Whirlwind FX Atom is a 60% keyboard with some fashionable RGB pranks on its sleeve to remind you how pure fun these small keyboards can bring. Currently, for only $59, this is one of the cheapest 60% motherboards on the market, and you may doubt its overall quality. Don’t worry, in addition to some trivial things here and there, it is also an inexpensive gaming keyboard.
For starters, 60% of keyboards are keyboards without a numeric keypad, arrow keys, home key, and function row. This means that you need to use some combination of Fn keys to access all these functions. For Atom, the arrow keys are next to the IJKL keys, and the function keys are used together with the number keys. If you are looking for a bigger keyboard in the market, then our guide to the best gaming keyboards has helped you.
Whilwind FX Atom specifications
change: Gatron Brown
keycap: ABS dual camera
Additional ports: not any
Connection Type: USB Type-C
cable: 1.8 m (6 ft) cable
Price: 59.99 USD
Atom is built on a plastic chassis and has a beautiful textured finish. The motherboard is sturdy and lightweight, not cheap, but I am more confident in HyperX Alloy Origins Core 60, thanks to its heavy and sturdy aerospace-grade metal chassis. The design is very small, with a detachable USB Type-C braided cable that supports a 3,000Hz polling rate. There are two feet on the base that can be adjusted in height, although one of my feet swayed frustratingly.
The keycaps are double shot ABS with a matte finish, which is perfect for gripping. They are also interchangeable, and a keycap puller is included in the box. The keycaps themselves are obviously unstable, more unstable than many other mechanical keyboards I have used so far. This gives me a strange sense of uncertainty when typing, a bit like walking on floating objects.
It is not clear whether the bottle cap just needs a better stabilizer or the Whirlwind FX needs better quality control. Fortunately, Gateron Brown Switches make up for this unpleasantness, because they are my personal favorite. They are great for typing, but still fast enough for twitch games. I like Browns’ heavier driving force because it reduces accidental key presses. They are also very quiet, making them ideal for shared work spaces.

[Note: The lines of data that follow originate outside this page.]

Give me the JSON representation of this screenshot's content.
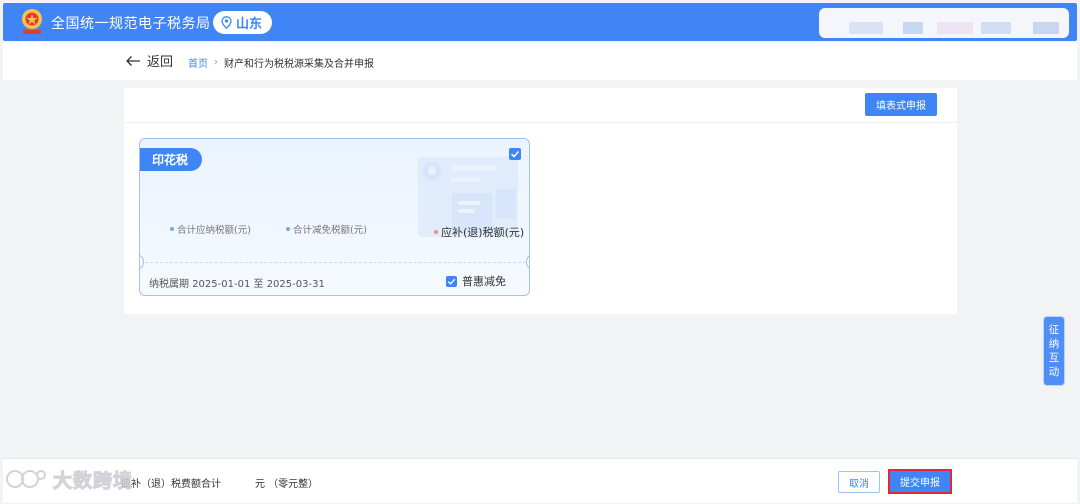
{
  "header": {
    "title": "全国统一规范电子税务局",
    "region": "山东",
    "logo_icon": "tax-emblem-icon",
    "pin_icon": "location-pin-icon",
    "brand_color": "#3f85f5"
  },
  "nav": {
    "back_label": "返回",
    "breadcrumb": {
      "home": "首页",
      "separator": "›",
      "current": "财产和行为税税源采集及合并申报"
    }
  },
  "toolbar": {
    "fill_form_label": "填表式申报"
  },
  "tax_card": {
    "tag": "印花税",
    "selected": true,
    "metrics": [
      {
        "label": "合计应纳税额(元)"
      },
      {
        "label": "合计减免税额(元)"
      },
      {
        "label": "应补(退)税额(元)"
      }
    ],
    "period_label": "纳税属期",
    "period_start": "2025-01-01",
    "period_to": "至",
    "period_end": "2025-03-31",
    "benefit_label": "普惠减免",
    "benefit_checked": true
  },
  "side_float": {
    "chars": [
      "征",
      "纳",
      "互",
      "动"
    ]
  },
  "footer": {
    "total_label": "应补（退）税费额合计",
    "total_unit": "元 （零元整）",
    "cancel_label": "取消",
    "submit_label": "提交申报",
    "watermark": "大数跨境"
  },
  "colors": {
    "accent": "#3f85f5",
    "highlight_border": "#e02b36"
  }
}
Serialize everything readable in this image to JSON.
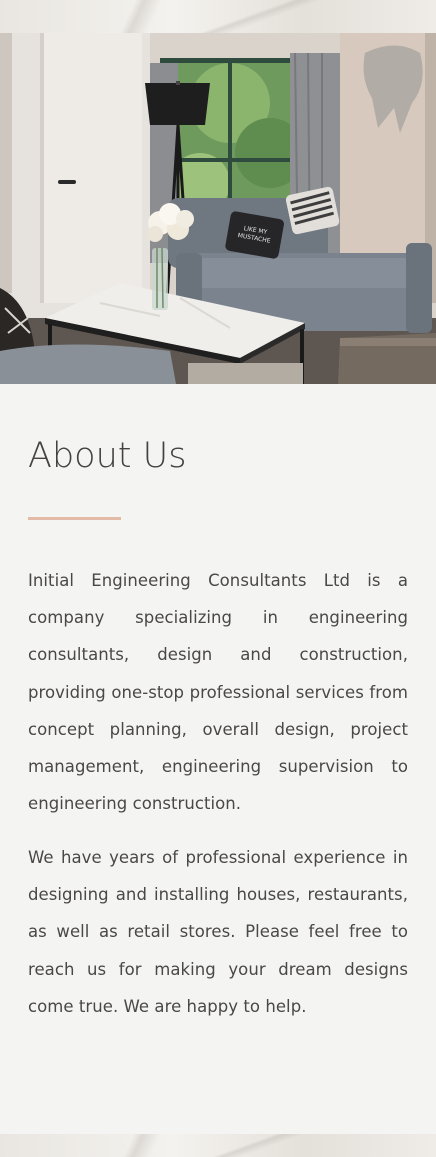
{
  "about": {
    "heading": "About Us",
    "paragraphs": [
      "Initial Engineering Consultants Ltd is a company specializing in engineering consultants, design and construction, providing one-stop professional services from concept planning, overall design, project management, engineering supervision to engineering construction.",
      "We have years of professional experience in designing and installing houses,  restaurants, as well as retail stores. Please feel free to reach us for making your dream designs come true. We are happy to help."
    ],
    "accent_color": "#e3b9a7"
  },
  "hero_image": {
    "subject": "living-room-interior-photo",
    "cushion_text": [
      "LIKE MY",
      "MUSTACHE"
    ]
  }
}
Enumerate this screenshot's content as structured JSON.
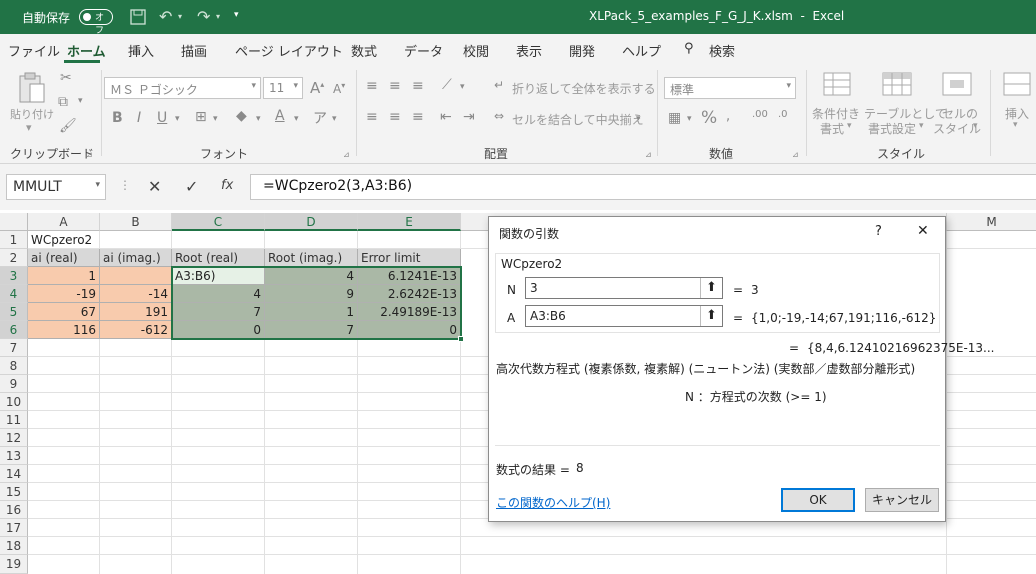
{
  "titlebar": {
    "autosave_label": "自動保存",
    "autosave_state": "オフ",
    "filename": "XLPack_5_examples_F_G_J_K.xlsm",
    "app": "Excel"
  },
  "tabs": [
    "ファイル",
    "ホーム",
    "挿入",
    "描画",
    "ページ レイアウト",
    "数式",
    "データ",
    "校閲",
    "表示",
    "開発",
    "ヘルプ",
    "検索"
  ],
  "ribbon": {
    "paste": "貼り付け",
    "clipboard": "クリップボード",
    "font_name": "ＭＳ Ｐゴシック",
    "font_size": "11",
    "font": "フォント",
    "bold": "B",
    "italic": "I",
    "underline": "U",
    "wrap": "折り返して全体を表示する",
    "merge": "セルを結合して中央揃え",
    "alignment": "配置",
    "number_format": "標準",
    "number": "数値",
    "cond_fmt_1": "条件付き",
    "cond_fmt_2": "書式",
    "table_fmt_1": "テーブルとして",
    "table_fmt_2": "書式設定",
    "cell_style_1": "セルの",
    "cell_style_2": "スタイル",
    "styles": "スタイル",
    "insert": "挿入"
  },
  "formula_bar": {
    "name_box": "MMULT",
    "fx": "fx",
    "formula": "=WCpzero2(3,A3:B6)"
  },
  "grid": {
    "columns": [
      "A",
      "B",
      "C",
      "D",
      "E",
      "M"
    ],
    "rows": [
      "1",
      "2",
      "3",
      "4",
      "5",
      "6",
      "7",
      "8",
      "9",
      "10",
      "11",
      "12",
      "13",
      "14",
      "15",
      "16",
      "17",
      "18",
      "19"
    ],
    "A1": "WCpzero2",
    "headers": [
      "ai (real)",
      "ai (imag.)",
      "Root (real)",
      "Root (imag.)",
      "Error limit"
    ],
    "data": [
      [
        "1",
        "",
        "A3:B6)",
        "4",
        "6.1241E-13"
      ],
      [
        "-19",
        "-14",
        "4",
        "9",
        "2.6242E-13"
      ],
      [
        "67",
        "191",
        "7",
        "1",
        "2.49189E-13"
      ],
      [
        "116",
        "-612",
        "0",
        "7",
        "0"
      ]
    ]
  },
  "dialog": {
    "title": "関数の引数",
    "help_q": "?",
    "close": "✕",
    "func_name": "WCpzero2",
    "arg1_label": "N",
    "arg1_value": "3",
    "arg1_result": "3",
    "arg2_label": "A",
    "arg2_value": "A3:B6",
    "arg2_result": "{1,0;-19,-14;67,191;116,-612}",
    "eq": "=",
    "result_preview": "{8,4,6.12410216962375E-13...",
    "description": "高次代数方程式 (複素係数, 複素解) (ニュートン法) (実数部／虚数部分離形式)",
    "arg_help": "N ：方程式の次数 (>= 1)",
    "result_label": "数式の結果 =",
    "result_value": "8",
    "help_link": "この関数のヘルプ(H)",
    "ok": "OK",
    "cancel": "キャンセル"
  }
}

However, I do have some problems with some of the design choices on the Atoms key. The first is the rather unique font design used for key legends. At first, I thought it was just a badly printed @ sign key, where something was blocked and the sign was not completed correctly. But when I looked around, I noticed similar strikethrough patterns on several other keys. It doesn’t look good, and if you have obsessive-compulsive disorder for details, it will keep triggering you.
The other thing is that the caps lock key does not have any kind of indicator to let you know that it is active-it remains the same color as the rest of the board, which is confusing. Also, unlike other small boards, pressing the Fn key does not isolate the function keys and shield the rest-this helps simplify navigation.
Atom’s RGB lighting effect is largely attributed to the white bottom plate of the motherboard, which helps to highlight the illuminating light. Atom uses Whirlwind FX’s proprietary SignalRGB software to control RGB lighting and any other RGB peripherals you may have connected in the settings. We have seen something similar to the Razer Chroma ecosystem, but SignalRGB is not limited to single-brand products.
I tested this in a setup that includes a HyperX Quadcast S microphone, Roccat Kone Air mouse, ASUS Zephyrus S17 laptop, and ASUS ROG Swift PG35V monitor. The software does a good job of recognizing RGB Quadcast and mouse, but not surprisingly, it cannot recognize laptops or monitors. Nevertheless, the other three parts managed to synchronize.
In addition, the software has a large number of game integration functions that can automatically control the lighting of Atom and connected peripherals. It supports CoD: Warzone, Valorant, Destiny 2 and other well-known games, and more content can transform your settings into interactive disco. You need to pay $2.99 a month for a Pro subscription to access these, but unless you have a large number of mismatched peripherals and you absolutely want to sync, the free version is more than enough.
Now, although the software is working well, I did encounter a strange error that prevented the lighting effects from scaling properly on smaller keyboards because they appeared in the SignalRGB software. It is obviously designed for a full-size keyboard, and will not be reduced to a smaller 60% form factor due to the lack of partial light display. There is nothing that a software update cannot solve.
In other words, Whirlwind FX Atom is a cute little keyboard. The build quality may be better, but considering its $59 price, it’s hard to make mistakes. It has an excellent Gateron switch, excellent portability and good performance, making this product a simple recommendation for small keyboard lovers on a budget.